The Hidden Tax of Sharding

Everyone understands sharding. You distribute objects across nodes, you get parallelism, and you get availability. That part isn't controversial.

What is under-discussed is metadata.

The moment you shard, you have to track where everything went. Suddenly, your metadata becomes its own complex system. I started asking the hard questions:

  • How fast does the metadata grow?
  • Does it grow faster than the data itself?
  • Does it eventually become the bottleneck?

We looked at plenty of architectures. Some use expensive, centralized clusters; others use complex rebalancing logic. But most share a similar trade-off: at a certain scale, metadata becomes expensive, fragile, or slow. You might get a "fast" lookup, but you’ve introduced an extra network hop before you even see the first byte of data.

If your metadata service doesn’t scale at the same rate as your data, you’ve built a ceiling.

The Constraint We Refused to Compromise On

We made a decision early on: Metadata could not be the bottleneck. It had to scale horizontally, just like the data. We set some aggressive targets:

  • Metadata scalability approaching practical infinity.
  • Native multi-tenancy (not bolted on later).
  • Single-lookup, minimal-hop latency.
  • Durability in the "twelve-9s" (99.9999999999%) range.

These sound like simple bullets, but in practice, you’re constantly juggling speed versus coordination. To solve this, we didn't just tweak an existing pattern. We built a new database paradigm specifically for this problem.

That foundation became PixelDB.

Single-Hop to the First Byte

I care deeply about time-to-first-byte. I didn't want a "layered" system where you resolve metadata, then location, then shard mapping, then—finally—pull data.

We validated a protocol called uRPC specifically to guarantee a single logical hop to your object. No layered trees, no opaque coordination paths. At scale, that matters more than people realize.

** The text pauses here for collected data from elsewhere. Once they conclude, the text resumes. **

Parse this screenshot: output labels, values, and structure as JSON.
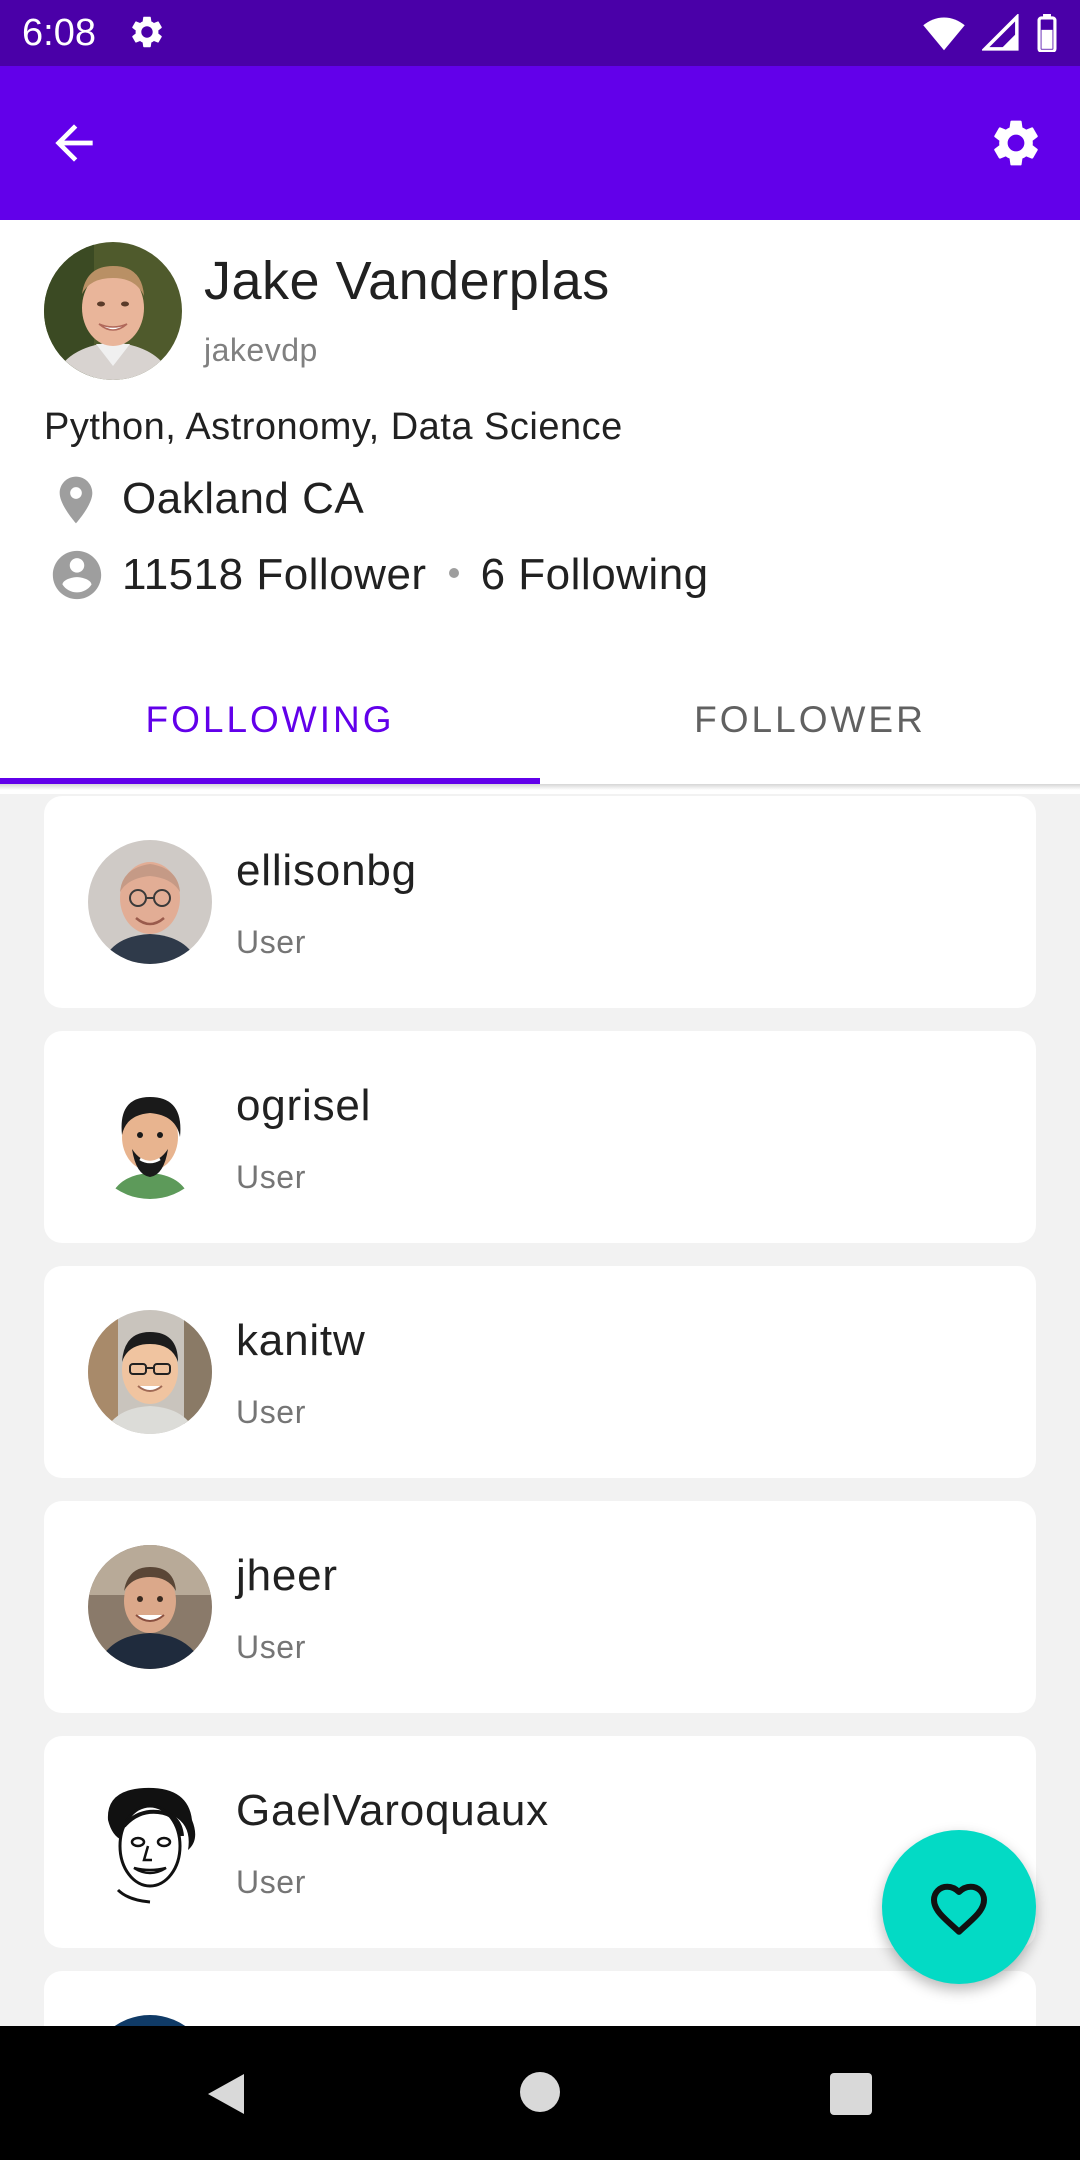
{
  "status_bar": {
    "time": "6:08",
    "icons": [
      "gear-icon",
      "wifi-icon",
      "signal-icon",
      "battery-icon"
    ]
  },
  "app_bar": {
    "background": "#6200ea",
    "back_icon": "arrow-left-icon",
    "settings_icon": "gear-icon"
  },
  "profile": {
    "name": "Jake Vanderplas",
    "login": "jakevdp",
    "bio": "Python, Astronomy, Data Science",
    "location": "Oakland CA",
    "followers": "11518 Follower",
    "following": "6 Following"
  },
  "tabs": [
    {
      "label": "FOLLOWING",
      "selected": true
    },
    {
      "label": "FOLLOWER",
      "selected": false
    }
  ],
  "users": [
    {
      "name": "ellisonbg",
      "type": "User"
    },
    {
      "name": "ogrisel",
      "type": "User"
    },
    {
      "name": "kanitw",
      "type": "User"
    },
    {
      "name": "jheer",
      "type": "User"
    },
    {
      "name": "GaelVaroquaux",
      "type": "User"
    }
  ],
  "fab": {
    "icon": "heart-outline-icon",
    "color": "#03dac5"
  },
  "colors": {
    "primary": "#6200ea",
    "primary_dark": "#4a00a8",
    "accent": "#03dac5"
  }
}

Durability That Actually Boosts Performance

For availability, we chose erasure coding (specifically a 12/8 model: 12 fragments written, 8 required to reconstruct).

This gives us incredible durability and only about 1.5x overhead compared to the traditional 3x replication. But here’s the cool part: erasure coding didn’t just give us safety; it gave us speed.

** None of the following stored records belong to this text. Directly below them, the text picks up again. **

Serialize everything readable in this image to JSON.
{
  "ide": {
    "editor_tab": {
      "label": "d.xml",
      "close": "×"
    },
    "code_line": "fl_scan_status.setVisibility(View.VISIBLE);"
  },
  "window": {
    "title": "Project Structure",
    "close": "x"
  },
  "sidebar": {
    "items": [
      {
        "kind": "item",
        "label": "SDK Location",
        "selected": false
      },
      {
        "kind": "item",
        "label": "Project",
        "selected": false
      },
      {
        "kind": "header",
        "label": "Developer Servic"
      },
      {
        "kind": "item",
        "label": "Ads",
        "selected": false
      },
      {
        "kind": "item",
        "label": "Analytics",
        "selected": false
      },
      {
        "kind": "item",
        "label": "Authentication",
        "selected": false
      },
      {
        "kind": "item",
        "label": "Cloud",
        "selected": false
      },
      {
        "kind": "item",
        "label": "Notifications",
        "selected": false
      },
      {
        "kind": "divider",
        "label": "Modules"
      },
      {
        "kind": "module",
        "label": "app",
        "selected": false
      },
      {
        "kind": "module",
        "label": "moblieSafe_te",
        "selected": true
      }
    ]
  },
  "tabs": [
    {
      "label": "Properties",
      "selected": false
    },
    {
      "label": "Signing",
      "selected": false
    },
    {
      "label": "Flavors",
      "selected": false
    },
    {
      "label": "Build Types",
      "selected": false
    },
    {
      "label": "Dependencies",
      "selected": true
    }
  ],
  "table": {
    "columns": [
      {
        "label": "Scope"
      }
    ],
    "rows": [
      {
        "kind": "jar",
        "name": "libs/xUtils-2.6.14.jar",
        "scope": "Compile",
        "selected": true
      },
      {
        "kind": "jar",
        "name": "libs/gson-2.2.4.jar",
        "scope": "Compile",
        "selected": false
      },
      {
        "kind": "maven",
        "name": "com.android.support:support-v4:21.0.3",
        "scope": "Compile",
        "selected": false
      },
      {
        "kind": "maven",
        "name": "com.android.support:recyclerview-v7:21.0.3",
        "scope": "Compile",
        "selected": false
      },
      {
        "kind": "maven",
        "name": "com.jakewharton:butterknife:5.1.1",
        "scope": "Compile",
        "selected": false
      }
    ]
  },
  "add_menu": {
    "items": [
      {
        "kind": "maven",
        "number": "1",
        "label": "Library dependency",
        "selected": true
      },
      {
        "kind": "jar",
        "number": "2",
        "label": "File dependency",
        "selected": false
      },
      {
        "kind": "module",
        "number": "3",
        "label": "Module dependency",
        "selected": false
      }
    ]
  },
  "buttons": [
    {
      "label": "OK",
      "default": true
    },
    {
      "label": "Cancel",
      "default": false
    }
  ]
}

Because shards are spread across many nodes, a single object is dynamically distributed. Reads aggregate bandwidth from across the cluster. Instead of hotspots, you get amplification. Durability and throughput actually reinforce each other.

Keeping it Lean and Stateless

We were obsessive about keeping metadata lean. Objects are directly referenced—no heavy indirection trees. This keeps memory usage predictable and lookups lightning-fast.

More importantly, our architecture follows a simple rule:

  • Nodes are stateless.
  • Storage is stateful.

There’s no heavyweight cluster manager or complex election logic sitting in the "hot path" slowing down your access. This simplicity allows the system to stretch to thousands of nodes without becoming fragile.

Why PixelDB Matters

At the end of the day, we were solving for long-term supportability. We didn't want a system that works until it becomes successful; we wanted one that works because it becomes successful.

PixelDB is the foundation that lets FastS³ scale without flinching. By combining high redundancy, distributed metadata, and single-hop lookups, we’ve built the bedrock for everything else—AI pipelines, global governance, and high-concurrency workloads.

We built PixelDB because I wanted a foundation that stays solid under stress. What we’re building on top of it now is where the real magic happens.